O foco agora em São Paulo são as escolas de Período Integral. Existem aqueles que advogam contra essa ideia e criticam dizendo que essas escolas têm caráter assistencialista e que antes de implementá-las seria necessário um ensino de boa qualidade no período parcial. Para esses, o importante é a socialização e a apreensão de conhecimentos.

Os a favor argumentam que o maior tempo na escola garante ao jovem e ao adolescente um menor abandono por parte do Estado, garantindo segurança contra violências físicas, uma adequada alimentação e justiça social.

Notamos que os dois argumentos se complementam.
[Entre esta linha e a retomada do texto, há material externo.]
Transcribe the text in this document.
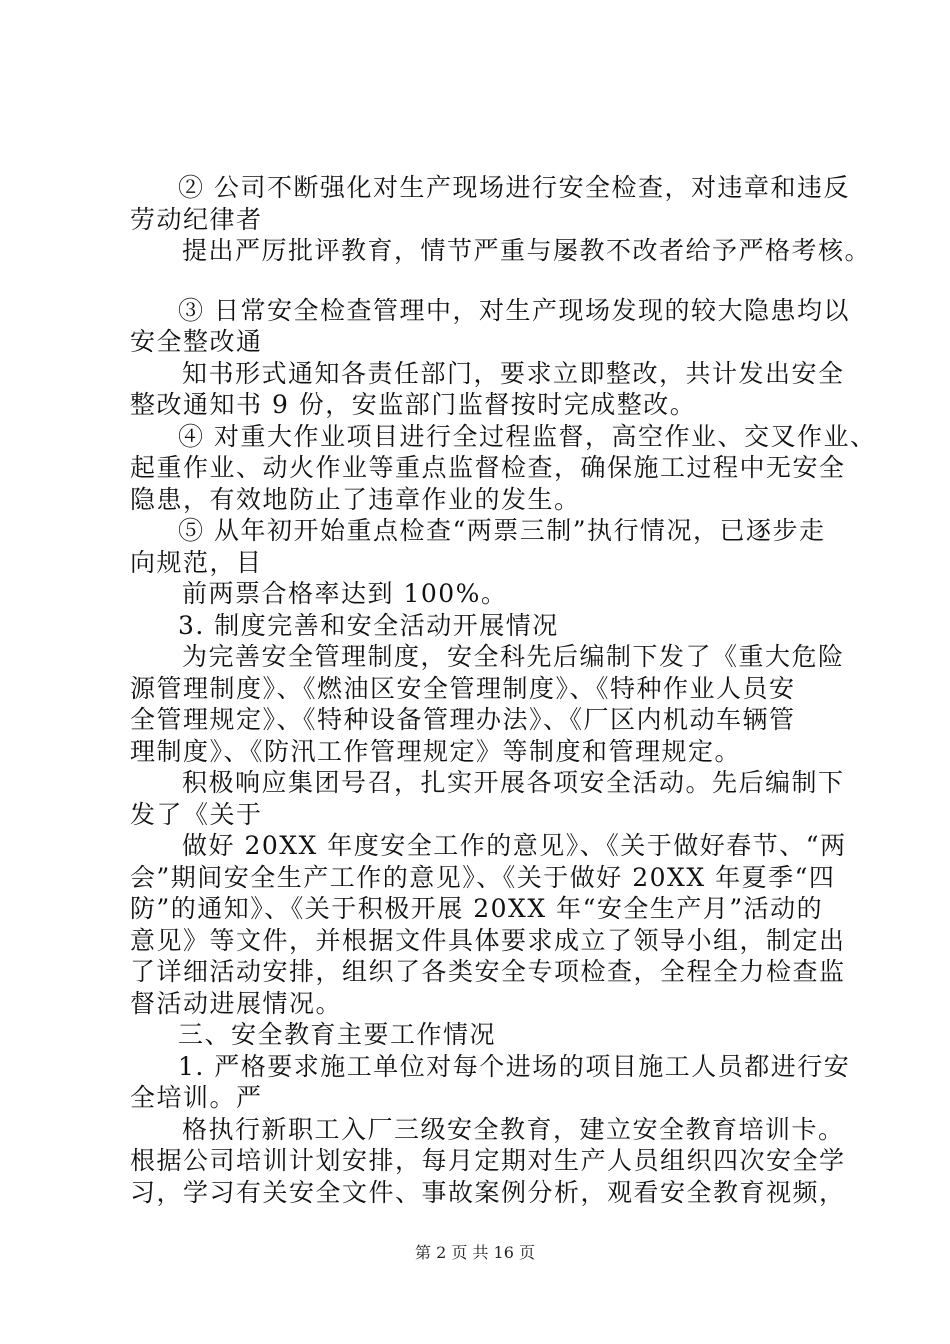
② 公司不断强化对生产现场进行安全检查，对违章和违反
劳动纪律者
提出严厉批评教育，情节严重与屡教不改者给予严格考核。
③ 日常安全检查管理中，对生产现场发现的较大隐患均以
安全整改通
知书形式通知各责任部门，要求立即整改，共计发出安全
整改通知书 9 份，安监部门监督按时完成整改。
④ 对重大作业项目进行全过程监督，高空作业、交叉作业、
起重作业、动火作业等重点监督检查，确保施工过程中无安全
隐患，有效地防止了违章作业的发生。
⑤ 从年初开始重点检查“两票三制”执行情况，已逐步走
向规范，目
前两票合格率达到 100%。
3. 制度完善和安全活动开展情况
为完善安全管理制度，安全科先后编制下发了《重大危险
源管理制度》、《燃油区安全管理制度》、《特种作业人员安
全管理规定》、《特种设备管理办法》、《厂区内机动车辆管
理制度》、《防汛工作管理规定》等制度和管理规定。
积极响应集团号召，扎实开展各项安全活动。先后编制下
发了《关于
做好 20XX 年度安全工作的意见》、《关于做好春节、“两
会”期间安全生产工作的意见》、《关于做好 20XX 年夏季“四
防”的通知》、《关于积极开展 20XX 年“安全生产月”活动的
意见》等文件，并根据文件具体要求成立了领导小组，制定出
了详细活动安排，组织了各类安全专项检查，全程全力检查监
督活动进展情况。
三、安全教育主要工作情况
1. 严格要求施工单位对每个进场的项目施工人员都进行安
全培训。严
格执行新职工入厂三级安全教育，建立安全教育培训卡。
根据公司培训计划安排，每月定期对生产人员组织四次安全学
习，学习有关安全文件、事故案例分析，观看安全教育视频，
第 2 页 共 16 页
É a velha máxima, “não podemos jogar a água do banho fora junto com a criança”: “As discussões a respeito da validade ou não dessas propostas, entretanto, não raro derivam para o campo das posições passionais, ou para a defesa de interesses de grupos ou pessoas, sem levar em conta a população alvo da escolarização” (PARO, 1988, p. 13).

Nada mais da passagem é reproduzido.